The limitations of this study should be noted when considering the clinical application of this research and the implementation of an EOP prophylaxis protocol. Due to limitations in documentation available to the researchers, the start time of mechanical ventilation for patients intubated at an outside hospital prior to transfer to UNCMC or intubated en route to the study site was considered to be when the first mechanical ventilation setting was recorded in the electronic medical record of the study site. Overall, 62.8% of patients were intubated prior to arrival to the study site so the time to administration of antibiotic prophylaxis at UNCMC may have been delayed in these patients altering the response to antibiotic prophylaxis. The 4-day cutoff to define EOP would be extended in these patients due to the time unaccounted for during stabilization and transportation. In addition, while 4 days was used as a mark to define an early- vs late-onset event, this specific time definition is not universally agreed on in similar literature. The authors used the most commonly reported definition of 4 days in this patient population to guide the development of the study methods. Another limitation of this research study is that patients were assessed retrospectively for a pre- and post-implementation of a protocol which occurred during different time periods. Due to the retrospective nature of the study, selection bias of patients who did or did not receive EOP prophylaxis after protocol implementation cannot be excluded. It is also possible that practice changes which occurred during the study period may have influenced the development of pneumonia in either study group and either falsely inflated or deflated the study outcomes. All patients were given chlorhexidine mouth rinse twice daily during their duration of mechanical ventilation during both time periods.

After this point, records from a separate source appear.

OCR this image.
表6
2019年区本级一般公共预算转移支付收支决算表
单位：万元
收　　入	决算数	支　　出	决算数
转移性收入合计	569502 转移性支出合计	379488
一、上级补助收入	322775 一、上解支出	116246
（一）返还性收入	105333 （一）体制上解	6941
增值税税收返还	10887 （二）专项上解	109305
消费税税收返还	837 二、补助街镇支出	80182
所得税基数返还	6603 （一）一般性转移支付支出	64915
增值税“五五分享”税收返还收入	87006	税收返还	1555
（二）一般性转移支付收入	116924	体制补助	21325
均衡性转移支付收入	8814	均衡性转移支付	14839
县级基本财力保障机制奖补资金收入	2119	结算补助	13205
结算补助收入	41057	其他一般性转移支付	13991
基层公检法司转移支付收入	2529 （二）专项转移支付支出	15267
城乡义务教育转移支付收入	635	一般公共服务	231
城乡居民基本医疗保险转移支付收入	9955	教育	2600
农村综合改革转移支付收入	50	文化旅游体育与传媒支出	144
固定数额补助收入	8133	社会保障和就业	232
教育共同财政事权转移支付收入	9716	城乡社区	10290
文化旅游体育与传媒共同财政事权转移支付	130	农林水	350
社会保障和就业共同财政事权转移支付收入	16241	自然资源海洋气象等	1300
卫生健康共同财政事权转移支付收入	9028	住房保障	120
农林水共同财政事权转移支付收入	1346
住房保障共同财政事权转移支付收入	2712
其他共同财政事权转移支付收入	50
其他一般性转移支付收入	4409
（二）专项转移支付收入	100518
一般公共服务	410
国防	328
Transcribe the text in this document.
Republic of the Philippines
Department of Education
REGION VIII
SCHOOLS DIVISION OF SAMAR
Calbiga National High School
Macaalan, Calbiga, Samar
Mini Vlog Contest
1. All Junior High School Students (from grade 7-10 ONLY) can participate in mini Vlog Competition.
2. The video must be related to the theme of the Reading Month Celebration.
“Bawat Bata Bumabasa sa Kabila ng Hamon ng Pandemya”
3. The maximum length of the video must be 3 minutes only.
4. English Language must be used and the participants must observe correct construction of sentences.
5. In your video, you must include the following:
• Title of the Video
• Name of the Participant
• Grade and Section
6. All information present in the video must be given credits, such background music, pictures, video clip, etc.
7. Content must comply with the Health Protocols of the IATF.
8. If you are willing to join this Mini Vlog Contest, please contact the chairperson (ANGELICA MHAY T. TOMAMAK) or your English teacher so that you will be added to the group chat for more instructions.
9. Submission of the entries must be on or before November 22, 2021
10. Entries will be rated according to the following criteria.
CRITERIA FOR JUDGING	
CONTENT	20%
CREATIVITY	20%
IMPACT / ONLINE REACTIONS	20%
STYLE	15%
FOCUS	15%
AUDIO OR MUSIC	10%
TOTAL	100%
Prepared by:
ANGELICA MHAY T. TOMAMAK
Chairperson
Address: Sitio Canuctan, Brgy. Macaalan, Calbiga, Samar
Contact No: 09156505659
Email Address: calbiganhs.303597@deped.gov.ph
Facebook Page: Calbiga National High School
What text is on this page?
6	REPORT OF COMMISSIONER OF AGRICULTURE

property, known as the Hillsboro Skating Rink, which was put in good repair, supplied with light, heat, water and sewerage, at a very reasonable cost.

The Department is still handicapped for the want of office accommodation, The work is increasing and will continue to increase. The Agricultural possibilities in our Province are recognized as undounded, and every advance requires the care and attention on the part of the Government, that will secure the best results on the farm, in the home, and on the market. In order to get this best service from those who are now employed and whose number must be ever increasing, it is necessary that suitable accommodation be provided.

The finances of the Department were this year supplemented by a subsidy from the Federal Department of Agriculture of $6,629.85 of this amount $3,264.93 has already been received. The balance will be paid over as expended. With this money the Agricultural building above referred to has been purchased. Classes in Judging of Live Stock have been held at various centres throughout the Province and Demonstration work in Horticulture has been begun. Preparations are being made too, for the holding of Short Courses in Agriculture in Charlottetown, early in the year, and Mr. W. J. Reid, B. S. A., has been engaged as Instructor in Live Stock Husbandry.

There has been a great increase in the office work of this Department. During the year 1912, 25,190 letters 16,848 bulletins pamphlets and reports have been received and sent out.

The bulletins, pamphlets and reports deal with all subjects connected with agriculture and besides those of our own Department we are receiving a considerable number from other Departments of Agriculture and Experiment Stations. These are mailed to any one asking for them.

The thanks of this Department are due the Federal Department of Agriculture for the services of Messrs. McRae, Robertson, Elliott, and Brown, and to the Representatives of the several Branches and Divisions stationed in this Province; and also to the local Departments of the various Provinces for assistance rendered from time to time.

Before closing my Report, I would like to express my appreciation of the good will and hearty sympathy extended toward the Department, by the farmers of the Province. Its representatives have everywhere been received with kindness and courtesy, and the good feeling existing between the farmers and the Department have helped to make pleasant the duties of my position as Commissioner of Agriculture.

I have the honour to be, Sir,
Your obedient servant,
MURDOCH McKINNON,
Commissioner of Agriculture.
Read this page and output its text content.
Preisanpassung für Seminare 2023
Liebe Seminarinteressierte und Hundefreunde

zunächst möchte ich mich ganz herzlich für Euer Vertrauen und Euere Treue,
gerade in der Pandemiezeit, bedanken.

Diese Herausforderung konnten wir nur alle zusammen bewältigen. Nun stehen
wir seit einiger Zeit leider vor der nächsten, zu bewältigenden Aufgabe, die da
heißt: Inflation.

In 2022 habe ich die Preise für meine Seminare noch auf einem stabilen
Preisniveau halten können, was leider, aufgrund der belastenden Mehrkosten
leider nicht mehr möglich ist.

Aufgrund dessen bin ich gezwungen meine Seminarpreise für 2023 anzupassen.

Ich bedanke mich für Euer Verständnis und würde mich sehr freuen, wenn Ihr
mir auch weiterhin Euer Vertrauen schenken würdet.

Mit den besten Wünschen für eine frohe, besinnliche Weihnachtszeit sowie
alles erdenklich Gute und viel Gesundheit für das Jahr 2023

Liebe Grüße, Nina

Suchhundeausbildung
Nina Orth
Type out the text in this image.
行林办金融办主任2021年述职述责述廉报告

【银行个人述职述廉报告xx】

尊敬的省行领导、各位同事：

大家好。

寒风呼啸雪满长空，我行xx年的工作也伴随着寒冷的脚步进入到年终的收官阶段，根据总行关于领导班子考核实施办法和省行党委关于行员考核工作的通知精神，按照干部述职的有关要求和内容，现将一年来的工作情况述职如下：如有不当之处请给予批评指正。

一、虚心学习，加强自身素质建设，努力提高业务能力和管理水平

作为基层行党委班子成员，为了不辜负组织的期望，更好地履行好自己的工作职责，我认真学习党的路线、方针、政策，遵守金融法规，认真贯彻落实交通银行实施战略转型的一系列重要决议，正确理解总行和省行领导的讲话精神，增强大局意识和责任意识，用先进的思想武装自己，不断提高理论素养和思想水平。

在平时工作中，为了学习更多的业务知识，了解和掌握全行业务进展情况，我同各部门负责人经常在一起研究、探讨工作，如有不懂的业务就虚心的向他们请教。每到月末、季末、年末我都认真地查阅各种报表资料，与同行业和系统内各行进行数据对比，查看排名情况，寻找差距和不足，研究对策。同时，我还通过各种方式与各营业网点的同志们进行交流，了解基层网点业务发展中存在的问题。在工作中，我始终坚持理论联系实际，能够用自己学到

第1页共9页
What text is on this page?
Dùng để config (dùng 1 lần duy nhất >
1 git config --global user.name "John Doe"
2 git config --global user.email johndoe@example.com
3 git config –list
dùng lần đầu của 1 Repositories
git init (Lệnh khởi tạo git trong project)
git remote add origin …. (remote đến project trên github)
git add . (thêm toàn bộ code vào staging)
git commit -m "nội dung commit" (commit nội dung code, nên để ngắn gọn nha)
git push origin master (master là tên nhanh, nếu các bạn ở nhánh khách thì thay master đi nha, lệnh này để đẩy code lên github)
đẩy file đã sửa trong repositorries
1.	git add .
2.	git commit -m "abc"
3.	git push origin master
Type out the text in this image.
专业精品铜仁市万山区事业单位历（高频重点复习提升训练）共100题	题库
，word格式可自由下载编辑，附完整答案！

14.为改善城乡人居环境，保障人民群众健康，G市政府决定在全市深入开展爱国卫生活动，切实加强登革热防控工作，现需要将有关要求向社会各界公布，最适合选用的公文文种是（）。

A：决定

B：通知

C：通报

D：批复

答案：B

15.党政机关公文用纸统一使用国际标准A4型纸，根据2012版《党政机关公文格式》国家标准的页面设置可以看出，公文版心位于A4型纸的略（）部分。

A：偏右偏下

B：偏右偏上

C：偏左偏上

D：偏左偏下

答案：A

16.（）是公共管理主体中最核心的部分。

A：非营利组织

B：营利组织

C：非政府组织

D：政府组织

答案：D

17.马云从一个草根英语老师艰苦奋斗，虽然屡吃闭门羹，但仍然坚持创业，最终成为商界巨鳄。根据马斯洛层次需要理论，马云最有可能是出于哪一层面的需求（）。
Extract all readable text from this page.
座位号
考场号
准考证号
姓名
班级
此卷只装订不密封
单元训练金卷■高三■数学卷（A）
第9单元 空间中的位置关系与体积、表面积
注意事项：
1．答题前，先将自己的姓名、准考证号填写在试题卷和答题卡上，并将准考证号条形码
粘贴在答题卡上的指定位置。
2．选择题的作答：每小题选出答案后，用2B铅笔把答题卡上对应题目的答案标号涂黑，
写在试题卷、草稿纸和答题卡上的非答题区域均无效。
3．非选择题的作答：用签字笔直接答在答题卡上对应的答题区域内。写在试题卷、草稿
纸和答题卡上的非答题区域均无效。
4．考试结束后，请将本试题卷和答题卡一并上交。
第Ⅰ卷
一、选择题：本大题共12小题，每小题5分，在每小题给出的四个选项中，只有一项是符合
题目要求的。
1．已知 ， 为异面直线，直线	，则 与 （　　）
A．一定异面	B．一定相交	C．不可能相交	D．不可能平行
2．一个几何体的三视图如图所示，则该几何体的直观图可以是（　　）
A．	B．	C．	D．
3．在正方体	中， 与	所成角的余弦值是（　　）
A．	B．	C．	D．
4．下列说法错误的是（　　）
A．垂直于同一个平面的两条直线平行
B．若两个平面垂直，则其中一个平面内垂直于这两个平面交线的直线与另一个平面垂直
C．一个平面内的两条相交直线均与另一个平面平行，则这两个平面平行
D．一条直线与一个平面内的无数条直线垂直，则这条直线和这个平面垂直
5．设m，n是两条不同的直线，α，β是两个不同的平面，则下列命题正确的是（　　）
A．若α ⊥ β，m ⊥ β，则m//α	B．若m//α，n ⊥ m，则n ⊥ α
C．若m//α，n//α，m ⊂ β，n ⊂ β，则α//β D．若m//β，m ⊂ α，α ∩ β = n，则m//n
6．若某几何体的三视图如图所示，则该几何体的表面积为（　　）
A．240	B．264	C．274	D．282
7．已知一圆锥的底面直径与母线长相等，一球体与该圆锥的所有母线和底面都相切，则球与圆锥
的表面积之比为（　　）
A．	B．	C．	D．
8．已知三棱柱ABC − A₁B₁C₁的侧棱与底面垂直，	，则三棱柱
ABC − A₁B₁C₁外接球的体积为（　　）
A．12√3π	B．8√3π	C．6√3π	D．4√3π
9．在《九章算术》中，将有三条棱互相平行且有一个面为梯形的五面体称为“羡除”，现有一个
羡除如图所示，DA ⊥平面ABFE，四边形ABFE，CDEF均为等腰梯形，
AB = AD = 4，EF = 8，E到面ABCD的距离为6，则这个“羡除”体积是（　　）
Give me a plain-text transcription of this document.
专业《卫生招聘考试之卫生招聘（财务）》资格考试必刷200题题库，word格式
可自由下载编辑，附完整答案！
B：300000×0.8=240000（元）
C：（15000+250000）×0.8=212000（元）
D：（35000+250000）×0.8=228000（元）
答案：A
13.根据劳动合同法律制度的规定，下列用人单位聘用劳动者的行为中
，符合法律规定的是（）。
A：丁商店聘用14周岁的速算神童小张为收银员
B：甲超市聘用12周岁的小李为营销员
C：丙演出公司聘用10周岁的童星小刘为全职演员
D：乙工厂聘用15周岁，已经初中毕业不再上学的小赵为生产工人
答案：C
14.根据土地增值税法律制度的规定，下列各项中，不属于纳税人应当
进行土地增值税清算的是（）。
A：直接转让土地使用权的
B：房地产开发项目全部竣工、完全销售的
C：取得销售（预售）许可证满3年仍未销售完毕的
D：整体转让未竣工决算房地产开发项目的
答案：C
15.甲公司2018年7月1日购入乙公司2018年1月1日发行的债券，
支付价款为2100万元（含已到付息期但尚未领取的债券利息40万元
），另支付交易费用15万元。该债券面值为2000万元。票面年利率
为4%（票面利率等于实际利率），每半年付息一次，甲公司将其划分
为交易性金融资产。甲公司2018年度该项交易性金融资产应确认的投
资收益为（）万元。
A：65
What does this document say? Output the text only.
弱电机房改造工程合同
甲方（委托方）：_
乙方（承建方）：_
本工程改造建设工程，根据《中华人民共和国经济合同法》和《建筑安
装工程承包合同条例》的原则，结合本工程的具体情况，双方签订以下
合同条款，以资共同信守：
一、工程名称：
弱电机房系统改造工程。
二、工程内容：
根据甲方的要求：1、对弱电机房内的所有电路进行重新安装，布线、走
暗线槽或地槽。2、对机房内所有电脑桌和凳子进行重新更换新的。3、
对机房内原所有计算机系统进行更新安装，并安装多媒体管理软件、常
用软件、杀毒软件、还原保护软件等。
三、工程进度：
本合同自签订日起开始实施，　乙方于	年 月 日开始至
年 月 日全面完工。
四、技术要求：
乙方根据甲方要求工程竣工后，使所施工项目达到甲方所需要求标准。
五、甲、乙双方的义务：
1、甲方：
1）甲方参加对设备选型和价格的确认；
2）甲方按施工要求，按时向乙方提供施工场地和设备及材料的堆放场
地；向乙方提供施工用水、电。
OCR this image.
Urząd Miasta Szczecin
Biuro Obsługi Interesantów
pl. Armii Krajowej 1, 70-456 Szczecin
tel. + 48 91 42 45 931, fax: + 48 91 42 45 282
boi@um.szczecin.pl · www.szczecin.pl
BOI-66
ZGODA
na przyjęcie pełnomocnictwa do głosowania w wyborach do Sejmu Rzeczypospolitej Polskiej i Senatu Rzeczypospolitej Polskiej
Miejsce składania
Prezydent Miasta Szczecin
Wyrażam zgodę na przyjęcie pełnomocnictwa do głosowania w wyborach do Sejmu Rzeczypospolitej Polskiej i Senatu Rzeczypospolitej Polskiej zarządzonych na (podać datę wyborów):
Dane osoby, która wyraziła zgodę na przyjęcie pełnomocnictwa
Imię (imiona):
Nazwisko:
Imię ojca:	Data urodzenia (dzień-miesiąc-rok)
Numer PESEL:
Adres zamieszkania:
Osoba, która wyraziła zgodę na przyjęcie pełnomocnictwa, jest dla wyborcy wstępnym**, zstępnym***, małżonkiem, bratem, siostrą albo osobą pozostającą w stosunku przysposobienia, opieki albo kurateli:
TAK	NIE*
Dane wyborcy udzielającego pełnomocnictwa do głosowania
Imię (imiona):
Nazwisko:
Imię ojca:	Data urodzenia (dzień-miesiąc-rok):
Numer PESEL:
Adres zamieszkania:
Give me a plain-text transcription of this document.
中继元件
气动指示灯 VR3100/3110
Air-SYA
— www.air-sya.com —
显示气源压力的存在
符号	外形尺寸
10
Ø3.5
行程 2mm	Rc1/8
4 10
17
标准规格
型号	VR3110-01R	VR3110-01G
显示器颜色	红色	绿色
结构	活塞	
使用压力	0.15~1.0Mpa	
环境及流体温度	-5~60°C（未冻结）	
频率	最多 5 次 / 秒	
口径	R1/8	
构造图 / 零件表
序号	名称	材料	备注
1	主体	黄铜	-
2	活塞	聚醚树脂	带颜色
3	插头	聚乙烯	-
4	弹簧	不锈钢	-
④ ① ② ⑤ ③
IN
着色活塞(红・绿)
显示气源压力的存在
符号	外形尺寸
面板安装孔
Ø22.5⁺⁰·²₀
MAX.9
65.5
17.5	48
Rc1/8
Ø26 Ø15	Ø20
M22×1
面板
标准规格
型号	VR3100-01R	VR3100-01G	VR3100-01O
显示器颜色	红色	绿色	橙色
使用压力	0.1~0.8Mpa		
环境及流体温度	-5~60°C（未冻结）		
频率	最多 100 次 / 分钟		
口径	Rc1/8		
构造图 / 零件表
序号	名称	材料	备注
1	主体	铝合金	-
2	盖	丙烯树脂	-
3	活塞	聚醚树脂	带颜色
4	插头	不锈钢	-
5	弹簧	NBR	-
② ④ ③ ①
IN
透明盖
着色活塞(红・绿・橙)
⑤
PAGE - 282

No other clinical practice changes targeted with decreasing the incidence of EOP occurred during the study period.

Conclusion

The administration of a one-time dose of ceftriaxone or levofloxacin at the time of intubation may reduce the incidence of microbiologically confirmed pneumonia that develops within the first 4 days following intubation in patients admitted to the NSICU who are intubated > 72 h. A prophylaxis strategy does not appear to increase the rate of virulent organism growth or the rate of late-onset pneumonia. However, this practice is not associated with a decrease in the rate of patients treated with antibiotics for clinically suspected pneumonia, is not associated with any meaningful improvement in clinical outcomes, and may increase mortality. This is the first study identified by the authors to analyze both the incidence of microbiologically confirmed pneumonia as well as clinically suspected pneumonia, which is important to understand when assessing the clinical role of a pneumonia prophylaxis protocol. The results of this study warrant a randomized trial to assess the efficacy and safety of antibiotic prophylaxis for pneumonia in this patient population.